Luanne, who suffers from Type I diabetes, pressed on – her goal had changed from merely finishing the race to beating the invalid-van to the finish. She was suddenly in a race again.
Luanne is an experienced runner. This is her 16th marathon, and she’s done a few ultra-marathons, too. Her fastest marathon was a 3:30 she ran back in the 1990s. She can’t make that time anymore, she says with a laugh, but she still likes the challenge a marathon provides.
Back in the stadium, a gaggle of three gray haired women in their 50s and 60s stopped to accept the flag of Ray Defrees. The crossed the finish line in unison, posed for some snapshots, chatting with race officials.
“Is there anyone behind you?” asked one of the officials. By now, other race officials were dismantling the time keeping equipment.
The women nodded, reporting that they had heard about one other lady a few miles behind them, but they hadn’t seen her in a while. She may have been pulled by now.
The race official looked concerned, remarking that at this rate it could be 15 to 30 minutes before she crosses. The event was supposed to be finished over an hour ago. Some wondered if she had been picked up already, others wondered if this mysterious “last runner” was nothing more than a product of rumor.
A decision was made: Pack it up. The dismantled time-keeping equipment was carried off the field to a waiting truck. The organges and bagels set out for the exhausted, carb-hungry runners were packed away into a moving van.
Still, there stood Ray with his flag.
The concensus among the race officials, solidified by their full dismantling of the timekeeping equipment, was that this last runner was a myth. This was enough to convince the local journalist in attendance that he had fully covered the event. Camera and notepad in hand, he hopped on his bike and rode out of the stadium towards West Campus.
Cresting the hill on the pedestrian path leading past Ram Stadium he learned that the consensus was wrong. The last runner was not a myth, she was right infront of him, a quarter mile from the finish. He turned on his bicycle and rode back to the stadium, alerting Ray and the other officials that the “grand finale” had arrived at last. The packing stopped, its action replaced with clapping and cheering.
Luanne was escorted by her husband Bill. He sought out his wife on the last mile of the course to guide her across the finish line, a task made difficult by the removal of signage and road cones which guided all the other runners into the waiting arms of friends and family.
As she reached the stadium grounds she was intercepted by Ray. He handed her the flag, and like many before her she applied her own meaning to it. To Luanne Turrentine the flag, and the finish, were a fitting symbol of dogged perserverence for a woman who spent over 20 years as an officer in the Navy.

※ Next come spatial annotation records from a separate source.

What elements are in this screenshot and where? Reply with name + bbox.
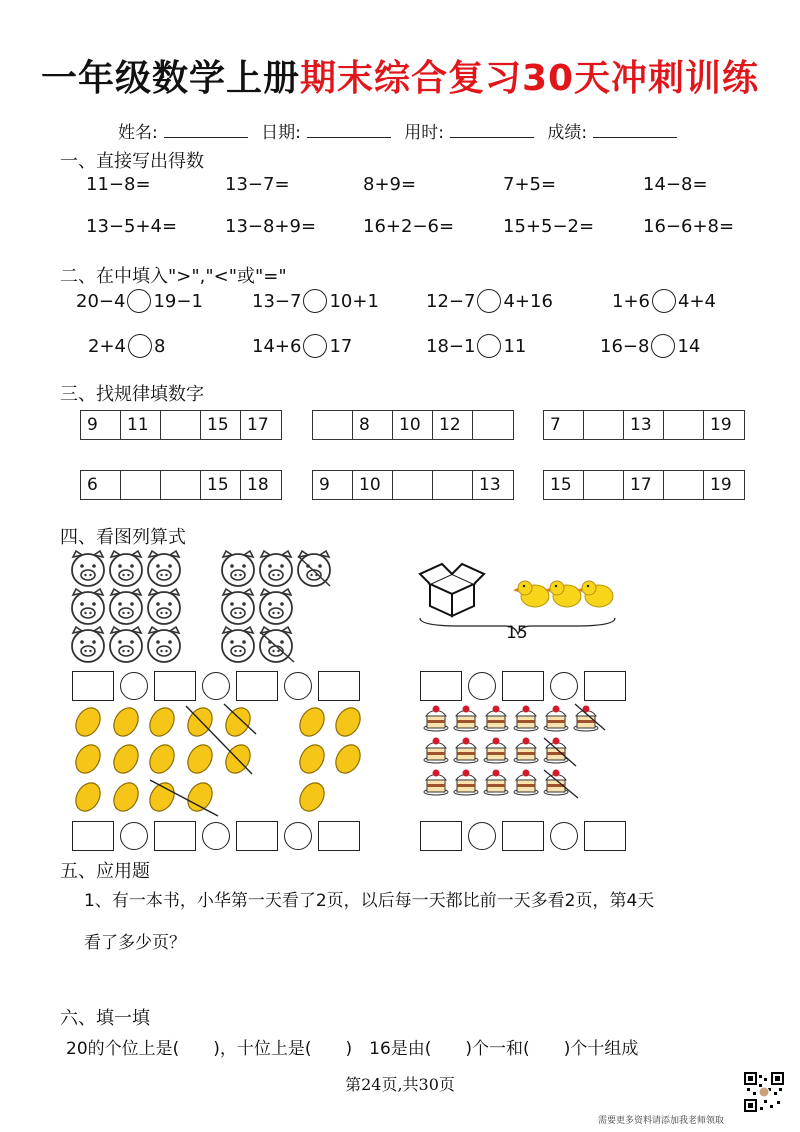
compare-item: 14+6 17 [252, 335, 353, 357]
sequence-row: 6 15 18 [80, 470, 282, 500]
equation-row [72, 821, 360, 851]
equation-row [72, 671, 360, 701]
answer-box[interactable] [72, 671, 114, 701]
compare-item: 1+6 4+4 [612, 290, 716, 312]
pig-group-left [72, 551, 180, 662]
name-field[interactable] [164, 123, 248, 138]
sequence-row: 9 10 13 [312, 470, 514, 500]
page-number: 第24页,共30页 [345, 1075, 455, 1094]
date-field[interactable] [307, 123, 391, 138]
lemon-group-left [71, 704, 256, 816]
title-part-1: 一年级数学上册 [40, 58, 300, 99]
sequence-row: 7 13 19 [543, 410, 745, 440]
answer-box[interactable] [502, 821, 544, 851]
answer-box[interactable] [154, 821, 196, 851]
answer-box[interactable] [318, 821, 360, 851]
calc-item: 15+5−2= [503, 216, 595, 237]
section2-heading: 二、在中填入">","<"或"=" [60, 266, 287, 287]
operator-circle[interactable] [120, 672, 148, 700]
compare-item: 20−4 19−1 [76, 290, 203, 312]
answer-box[interactable] [420, 821, 462, 851]
calc-item: 16+2−6= [363, 216, 455, 237]
section3-heading: 三、找规律填数字 [60, 384, 204, 405]
date-label: 日期: [261, 123, 301, 143]
pig-group-right [222, 551, 330, 662]
calc-item: 14−8= [643, 174, 708, 195]
answer-box[interactable] [72, 821, 114, 851]
word-problem-line1: 1、有一本书，小华第一天看了2页，以后每一天都比前一天多看2页，第4天 [84, 891, 655, 911]
calc-item: 8+9= [363, 174, 417, 195]
calc-item: 16−6+8= [643, 216, 735, 237]
answer-box[interactable] [236, 671, 278, 701]
answer-circle[interactable] [652, 289, 676, 313]
chick-icons [513, 581, 613, 607]
sequence-row: 15 17 19 [543, 470, 745, 500]
name-label: 姓名: [118, 123, 158, 143]
time-field[interactable] [450, 123, 534, 138]
pig-picture [68, 548, 348, 668]
score-field[interactable] [593, 123, 677, 138]
qr-code-icon [744, 1072, 784, 1112]
time-label: 用时: [404, 123, 445, 143]
answer-circle[interactable] [477, 334, 501, 358]
calc-item: 7+5= [503, 174, 557, 195]
section5-heading: 五、应用题 [60, 861, 150, 882]
calc-item: 13−8+9= [225, 216, 317, 237]
operator-circle[interactable] [202, 822, 230, 850]
sequence-row: 8 10 12 [312, 410, 514, 440]
answer-box[interactable] [154, 671, 196, 701]
compare-item: 12−7 4+16 [426, 290, 553, 312]
operator-circle[interactable] [284, 672, 312, 700]
compare-item: 2+4 8 [88, 335, 166, 357]
answer-circle[interactable] [477, 289, 501, 313]
answer-circle[interactable] [303, 289, 327, 313]
box-icon [420, 564, 484, 616]
total-label: 15 [506, 623, 528, 643]
page-title [0, 50, 800, 101]
lemon-picture [70, 702, 370, 818]
operator-circle[interactable] [468, 822, 496, 850]
equation-row [420, 821, 626, 851]
section4-heading: 四、看图列算式 [60, 527, 186, 548]
operator-circle[interactable] [284, 822, 312, 850]
fill-blank-line: 20的个位上是( )，十位上是( ) 16是由( )个一和( )个十组成 [66, 1039, 639, 1059]
answer-circle[interactable] [127, 289, 151, 313]
calc-item: 13−5+4= [86, 216, 178, 237]
answer-box[interactable] [420, 671, 462, 701]
compare-item: 13−7 10+1 [252, 290, 379, 312]
qr-note: 需要更多资料请添加我老师领取 [598, 1116, 725, 1126]
lemon-group-right [295, 704, 365, 816]
sequence-row: 9 11 15 17 [80, 410, 282, 440]
answer-box[interactable] [584, 671, 626, 701]
operator-circle[interactable] [202, 672, 230, 700]
section1-heading: 一、直接写出得数 [60, 151, 204, 172]
cake-picture [420, 700, 610, 800]
answer-circle[interactable] [128, 334, 152, 358]
calc-item: 13−7= [225, 174, 290, 195]
operator-circle[interactable] [550, 822, 578, 850]
student-info [118, 118, 685, 143]
answer-box[interactable] [584, 821, 626, 851]
answer-circle[interactable] [303, 334, 327, 358]
answer-box[interactable] [318, 671, 360, 701]
operator-circle[interactable] [550, 672, 578, 700]
answer-box[interactable] [236, 821, 278, 851]
answer-circle[interactable] [651, 334, 675, 358]
score-label: 成绩: [547, 123, 588, 143]
compare-item: 18−1 11 [426, 335, 527, 357]
section6-heading: 六、填一填 [60, 1008, 150, 1029]
operator-circle[interactable] [120, 822, 148, 850]
compare-item: 16−8 14 [600, 335, 701, 357]
title-part-2: 期末综合复习30天冲刺训练 [299, 58, 760, 99]
answer-box[interactable] [502, 671, 544, 701]
operator-circle[interactable] [468, 672, 496, 700]
equation-row [420, 671, 626, 701]
calc-item: 11−8= [86, 174, 151, 195]
word-problem-line2: 看了多少页？ [84, 933, 186, 953]
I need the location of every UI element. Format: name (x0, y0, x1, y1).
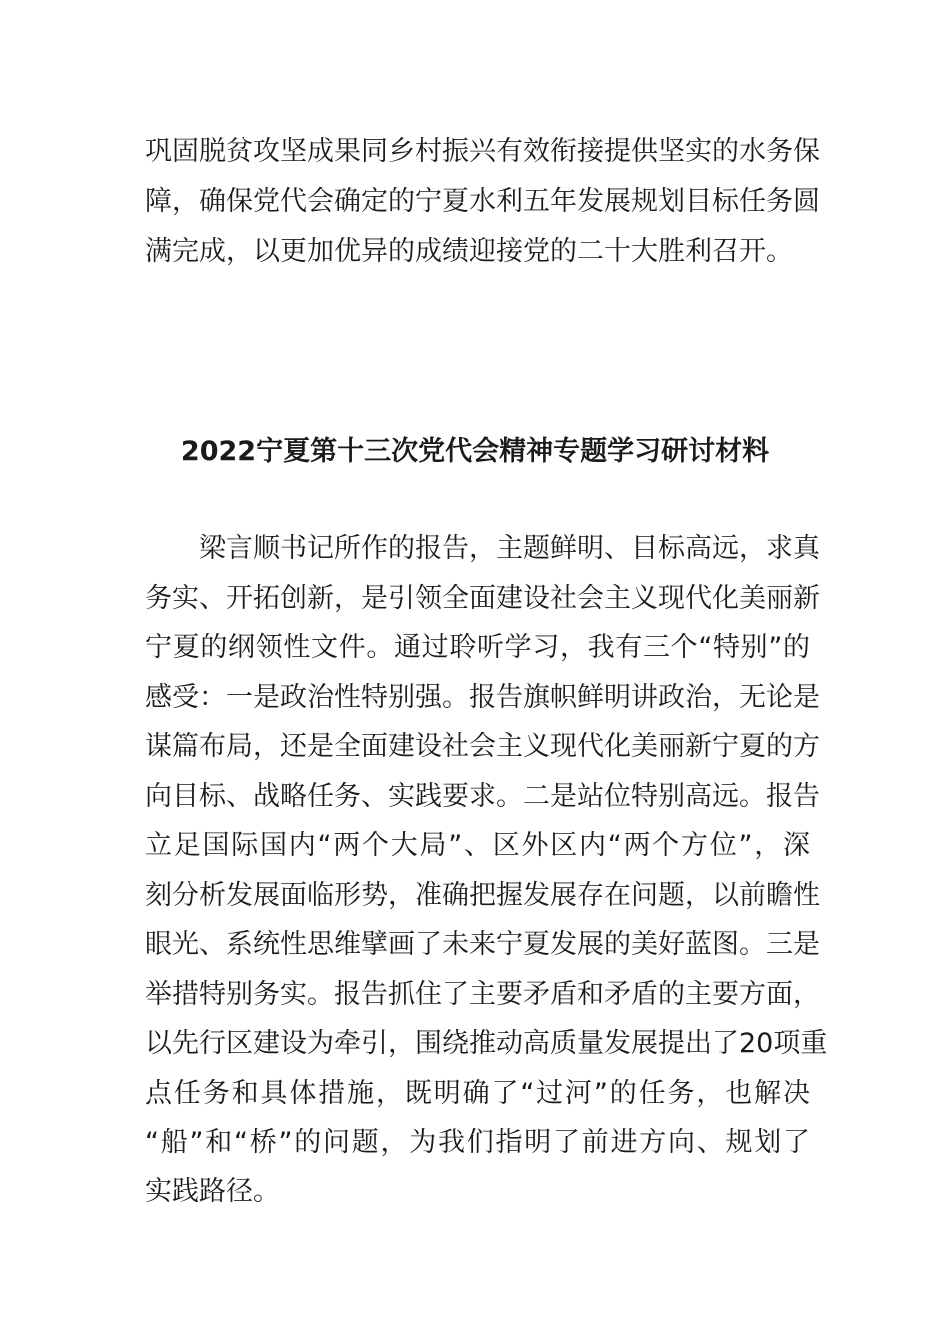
paragraph-line: 满完成，以更加优异的成绩迎接党的二十大胜利召开。 (145, 236, 793, 267)
paragraph-line: 实践路径。 (145, 1176, 280, 1207)
paragraph-line: 立足国际国内“两个大局”、区外区内“两个方位”，深 (145, 830, 810, 861)
paragraph-line: 梁言顺书记所作的报告，主题鲜明、目标高远，求真 (145, 533, 820, 564)
paragraph-line: 举措特别务实。报告抓住了主要矛盾和矛盾的主要方面， (145, 979, 820, 1010)
paragraph-line: 巩固脱贫攻坚成果同乡村振兴有效衔接提供坚实的水务保 (145, 136, 820, 167)
paragraph-line: “船”和“桥”的问题，为我们指明了前进方向、规划了 (145, 1127, 810, 1158)
paragraph-line: 眼光、系统性思维擘画了未来宁夏发展的美好蓝图。三是 (145, 929, 820, 960)
paragraph-line: 障，确保党代会确定的宁夏水利五年发展规划目标任务圆 (145, 186, 820, 217)
paragraph-line: 感受：一是政治性特别强。报告旗帜鲜明讲政治，无论是 (145, 682, 820, 713)
document-heading: 2022宁夏第十三次党代会精神专题学习研讨材料 (180, 436, 770, 467)
paragraph-line: 宁夏的纲领性文件。通过聆听学习，我有三个“特别”的 (145, 632, 810, 663)
paragraph-line: 谋篇布局，还是全面建设社会主义现代化美丽新宁夏的方 (145, 731, 820, 762)
paragraph-line: 以先行区建设为牵引，围绕推动高质量发展提出了20项重 (145, 1028, 828, 1059)
paragraph-line: 向目标、战略任务、实践要求。二是站位特别高远。报告 (145, 781, 820, 812)
paragraph-line: 务实、开拓创新，是引领全面建设社会主义现代化美丽新 (145, 583, 820, 614)
paragraph-line: 刻分析发展面临形势，准确把握发展存在问题，以前瞻性 (145, 880, 820, 911)
paragraph-line: 点任务和具体措施，既明确了“过河”的任务，也解决 (145, 1078, 810, 1109)
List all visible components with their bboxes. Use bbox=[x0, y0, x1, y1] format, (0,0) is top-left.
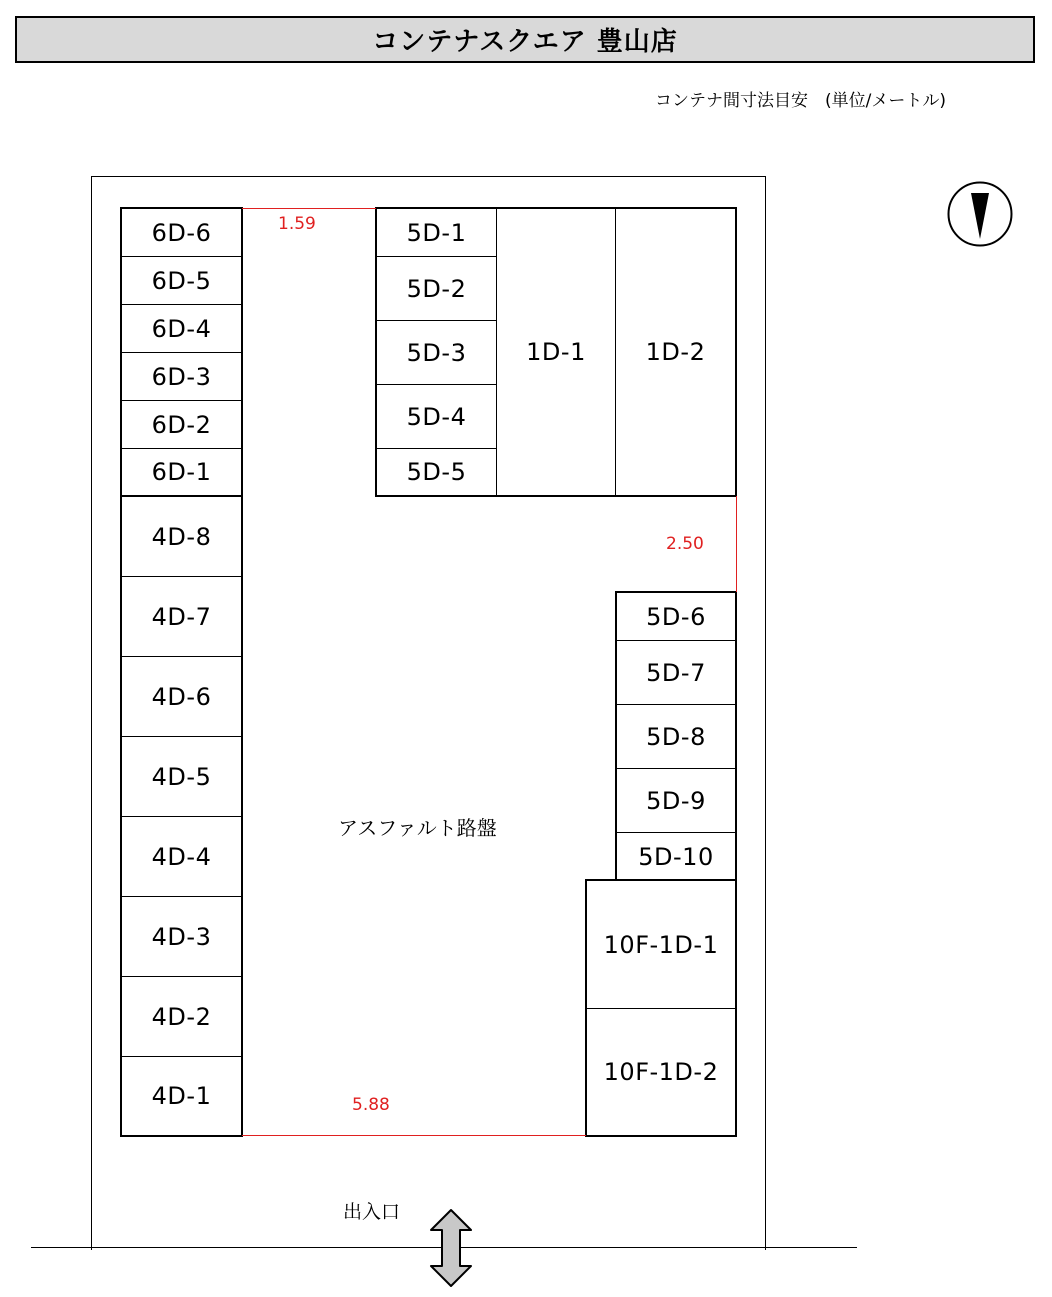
dimension-bottom-gap: 5.88 bbox=[352, 1095, 390, 1115]
dimension-top-gap: 1.59 bbox=[278, 214, 316, 234]
unit-4D-7[interactable]: 4D-7 bbox=[121, 576, 242, 657]
unit-5D-6[interactable]: 5D-6 bbox=[616, 592, 736, 641]
unit-4D-2[interactable]: 4D-2 bbox=[121, 976, 242, 1057]
unit-5D-4[interactable]: 5D-4 bbox=[376, 384, 497, 449]
unit-6D-5[interactable]: 6D-5 bbox=[121, 256, 242, 305]
unit-5D-2[interactable]: 5D-2 bbox=[376, 256, 497, 321]
unit-5D-8[interactable]: 5D-8 bbox=[616, 704, 736, 769]
unit-1D-2[interactable]: 1D-2 bbox=[615, 208, 736, 496]
unit-1D-1[interactable]: 1D-1 bbox=[496, 208, 616, 496]
surface-label: アスファルト路盤 bbox=[338, 816, 497, 840]
unit-5D-5[interactable]: 5D-5 bbox=[376, 448, 497, 496]
unit-4D-5[interactable]: 4D-5 bbox=[121, 736, 242, 817]
unit-4D-1[interactable]: 4D-1 bbox=[121, 1056, 242, 1136]
double-arrow-icon bbox=[428, 1208, 474, 1288]
unit-4D-3[interactable]: 4D-3 bbox=[121, 896, 242, 977]
unit-5D-3[interactable]: 5D-3 bbox=[376, 320, 497, 385]
north-arrow-icon bbox=[947, 181, 1013, 247]
unit-6D-3[interactable]: 6D-3 bbox=[121, 352, 242, 401]
entrance-label: 出入口 bbox=[343, 1201, 401, 1223]
unit-4D-8[interactable]: 4D-8 bbox=[121, 496, 242, 577]
unit-10F-1D-1[interactable]: 10F-1D-1 bbox=[586, 880, 736, 1009]
unit-4D-4[interactable]: 4D-4 bbox=[121, 816, 242, 897]
dimension-line-bottom bbox=[242, 1135, 586, 1136]
unit-5D-7[interactable]: 5D-7 bbox=[616, 640, 736, 705]
dimension-line-top bbox=[242, 208, 376, 209]
dimension-right-gap: 2.50 bbox=[666, 534, 704, 554]
page-title: コンテナスクエア 豊山店 bbox=[15, 16, 1035, 63]
unit-5D-10[interactable]: 5D-10 bbox=[616, 832, 736, 881]
unit-5D-1[interactable]: 5D-1 bbox=[376, 208, 497, 257]
unit-6D-2[interactable]: 6D-2 bbox=[121, 400, 242, 449]
unit-10F-1D-2[interactable]: 10F-1D-2 bbox=[586, 1008, 736, 1136]
dimension-note: コンテナ間寸法目安 (単位/メートル) bbox=[655, 91, 946, 111]
unit-6D-6[interactable]: 6D-6 bbox=[121, 208, 242, 257]
unit-5D-9[interactable]: 5D-9 bbox=[616, 768, 736, 833]
dimension-line-right bbox=[736, 496, 737, 592]
unit-6D-4[interactable]: 6D-4 bbox=[121, 304, 242, 353]
unit-4D-6[interactable]: 4D-6 bbox=[121, 656, 242, 737]
unit-6D-1[interactable]: 6D-1 bbox=[121, 448, 242, 496]
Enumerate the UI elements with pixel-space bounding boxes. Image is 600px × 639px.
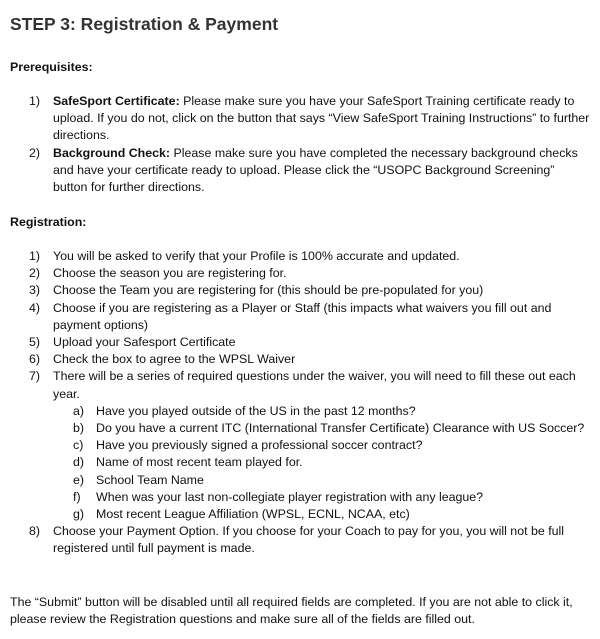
- list-item: 8) Choose your Payment Option. If you choose for your Coach to pay for you, you will not be full registered until full payment is made.: [29, 524, 565, 556]
- list-item: 1) You will be asked to verify that your Profile is 100% accurate and updated.: [29, 249, 460, 263]
- registration-list: [0, 248, 590, 558]
- item-label: Background Check:: [53, 145, 171, 160]
- sub-list-item: b) Do you have a current ITC (International Transfer Certificate) Clearance with US Soccer?: [73, 421, 585, 436]
- sub-list-item: a) Have you played outside of the US in the past 12 months?: [73, 403, 416, 418]
- list-item: 2) Choose the season you are registering for.: [29, 266, 287, 281]
- list-item: 6) Check the box to agree to the WPSL Waiver: [29, 352, 296, 367]
- list-item: 3) Choose the Team you are registering for (this should be pre-populated for you): [29, 283, 484, 298]
- sub-list-item: c) Have you previously signed a professional soccer contract?: [73, 438, 423, 453]
- footer-note: The “Submit” button will be disabled until all required fields are completed. If you are not able to click it, please review the Registration questions and make sure all of the fields are filled out.: [10, 595, 573, 627]
- sub-list-item: e) School Team Name: [73, 472, 204, 487]
- list-item: 5) Upload your Safesport Certificate: [29, 335, 236, 350]
- registration-heading: Registration:: [10, 215, 87, 229]
- item-label: SafeSport Certificate:: [53, 94, 180, 108]
- list-item: 7) There will be a series of required questions under the waiver, you will need to fill these out each year.: [29, 369, 576, 401]
- prerequisites-list: [0, 93, 590, 196]
- list-item: 1) SafeSport Certificate: Please make sure you have your SafeSport Training certificate ready to upload. If you do not, click on the button that says “View SafeSport Training Instructions” to further directions.: [29, 94, 590, 143]
- list-item: 4) Choose if you are registering as a Player or Staff (this impacts what waivers you fill out and payment options): [29, 300, 552, 332]
- prerequisites-heading: Prerequisites:: [10, 60, 93, 74]
- sub-list-item: g) Most recent League Affiliation (WPSL, ECNL, NCAA, etc): [73, 507, 410, 522]
- sub-list-item: f) When was your last non-collegiate player registration with any league?: [73, 489, 484, 504]
- list-item: 2) Background Check: Please make sure you have completed the necessary background checks and have your certificate ready to upload. Please click the “USOPC Background Screening” button for further directions.: [29, 145, 578, 195]
- sub-list-item: d) Name of most recent team played for.: [73, 455, 303, 470]
- page-title: STEP 3: Registration & Payment: [10, 14, 279, 34]
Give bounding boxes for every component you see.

Cucuzzella, who had been gathering trash from the stadium grounds, stopped his work and went down to see Luanne across the finish line, embracing the flag bearing runner as she crossed. Cucuzella and the other officials guestimated her approximate finishing time: Over 8 hours, 40 minutes, give or take.
“The time doesn’t bother me. The lack of a finish line doesn’t bother me. I’m just happy to finish,” said Luanne.
Ray smiled the entire time. Taking his flag back, he turned home, satisfied that he had made someone’s finish a special experience. The next day he and his flag would be at the Army-Navy 10-mile race in Northern Virginia, uplifting tired souls in need of a patriotic energy boost.